Italie: vives tensions entre Berlusconi et Napolitano

Silvio Berlusconi estime que le jugement en cassation à son encontre a été durci par le président italien Napolitano et le fait savoir dans les médias. Des allégations qui provoquent la fureur du Chef de l'État ce mardi. Dans de telles circonstances, de grandes inquiétudes planent sur une éventuelle sortie de la crise politique.

01 oct. 2013, 07:03
Silvio Berlusconi provoque ouvertement le président italien.

Le président italien Giorgio Napolitano est exaspéré par les accusations de Silvio Berlusconi et le fait savoir. Il a réagi avec colère lundi à la diffusion d'une conversation téléphonique du Cavaliere mettant en cause implicitement la probité du chef de l'Etat.
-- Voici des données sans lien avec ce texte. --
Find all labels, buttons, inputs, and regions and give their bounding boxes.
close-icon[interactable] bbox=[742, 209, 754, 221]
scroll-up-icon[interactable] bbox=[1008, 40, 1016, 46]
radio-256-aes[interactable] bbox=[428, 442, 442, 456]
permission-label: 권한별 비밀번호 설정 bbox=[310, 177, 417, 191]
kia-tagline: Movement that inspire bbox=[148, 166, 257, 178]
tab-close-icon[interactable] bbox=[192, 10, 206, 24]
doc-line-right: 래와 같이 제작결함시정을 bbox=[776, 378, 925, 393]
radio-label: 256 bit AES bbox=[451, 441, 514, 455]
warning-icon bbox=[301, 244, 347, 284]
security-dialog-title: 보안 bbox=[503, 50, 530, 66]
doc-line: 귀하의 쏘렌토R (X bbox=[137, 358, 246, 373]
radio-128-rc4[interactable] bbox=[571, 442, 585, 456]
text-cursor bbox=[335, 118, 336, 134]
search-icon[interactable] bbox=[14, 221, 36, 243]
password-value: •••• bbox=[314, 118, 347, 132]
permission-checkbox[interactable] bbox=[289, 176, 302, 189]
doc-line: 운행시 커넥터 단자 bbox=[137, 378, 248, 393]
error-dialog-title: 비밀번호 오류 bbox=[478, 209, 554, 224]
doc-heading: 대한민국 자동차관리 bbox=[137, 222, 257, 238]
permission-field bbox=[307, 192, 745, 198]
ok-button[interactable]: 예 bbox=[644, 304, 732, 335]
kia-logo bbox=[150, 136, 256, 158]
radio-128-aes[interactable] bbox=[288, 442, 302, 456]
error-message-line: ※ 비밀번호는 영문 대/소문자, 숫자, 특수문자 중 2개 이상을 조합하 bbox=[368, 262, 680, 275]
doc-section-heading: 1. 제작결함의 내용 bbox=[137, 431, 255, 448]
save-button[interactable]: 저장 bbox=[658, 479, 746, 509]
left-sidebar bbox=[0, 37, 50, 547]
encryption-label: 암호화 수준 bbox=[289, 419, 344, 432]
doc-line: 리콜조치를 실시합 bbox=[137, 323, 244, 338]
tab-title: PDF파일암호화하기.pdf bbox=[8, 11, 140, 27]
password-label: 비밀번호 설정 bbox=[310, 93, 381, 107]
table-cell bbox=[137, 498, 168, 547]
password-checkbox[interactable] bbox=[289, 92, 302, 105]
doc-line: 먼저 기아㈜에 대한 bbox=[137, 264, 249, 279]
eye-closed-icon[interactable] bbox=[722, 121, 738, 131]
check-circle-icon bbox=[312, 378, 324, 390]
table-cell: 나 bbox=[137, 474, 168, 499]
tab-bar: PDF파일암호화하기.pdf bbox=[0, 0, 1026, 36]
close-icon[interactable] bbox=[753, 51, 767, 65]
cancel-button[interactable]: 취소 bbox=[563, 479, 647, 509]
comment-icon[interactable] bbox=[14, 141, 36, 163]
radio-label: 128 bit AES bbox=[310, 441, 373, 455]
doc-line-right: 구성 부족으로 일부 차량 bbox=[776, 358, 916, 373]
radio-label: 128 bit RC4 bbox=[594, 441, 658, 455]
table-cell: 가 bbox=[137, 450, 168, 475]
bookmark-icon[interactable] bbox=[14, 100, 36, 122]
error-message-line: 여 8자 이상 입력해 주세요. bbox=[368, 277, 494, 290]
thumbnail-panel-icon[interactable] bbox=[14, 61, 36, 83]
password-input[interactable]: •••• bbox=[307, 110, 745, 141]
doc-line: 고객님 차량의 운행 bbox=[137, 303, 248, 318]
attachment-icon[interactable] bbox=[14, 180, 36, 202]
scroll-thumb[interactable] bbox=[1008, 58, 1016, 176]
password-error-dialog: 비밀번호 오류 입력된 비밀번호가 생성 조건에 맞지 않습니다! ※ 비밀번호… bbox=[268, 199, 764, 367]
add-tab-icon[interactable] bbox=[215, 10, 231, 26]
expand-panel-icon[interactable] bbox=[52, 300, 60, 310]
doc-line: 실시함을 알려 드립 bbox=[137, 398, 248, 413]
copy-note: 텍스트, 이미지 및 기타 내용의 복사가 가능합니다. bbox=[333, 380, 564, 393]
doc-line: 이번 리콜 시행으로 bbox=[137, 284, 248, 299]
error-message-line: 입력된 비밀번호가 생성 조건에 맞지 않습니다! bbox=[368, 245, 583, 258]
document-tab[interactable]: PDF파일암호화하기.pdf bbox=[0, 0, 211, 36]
Il a dénoncé une "nouvelle invention délirante, vulgaire et calomnieuse".

Influence sur le jugement contre Berlusconi

Au cours de l'appel passé par l'ancien président du Conseil alors qu'il enregistrait une interview, et diffusé par la 7, une chaîne de télévision privée qui ne lui appartient pas, Silvio Berlusconi dit avoir été informé que Giorgio Napolitano avait obligé la Cour de Cassation à modifier son verdict pour le rendre plus sévère à son encontre.

Le 17 septembre dernier, la cour de cassation a condamné la Fininvest, holding familiale de Silvio Berlusconi, à verser 494 millions d'euros à CIR, la holding de Carlo de Benedetti, qui lui avait disputé le contrôle de l'éditeur Mondadori en 1991.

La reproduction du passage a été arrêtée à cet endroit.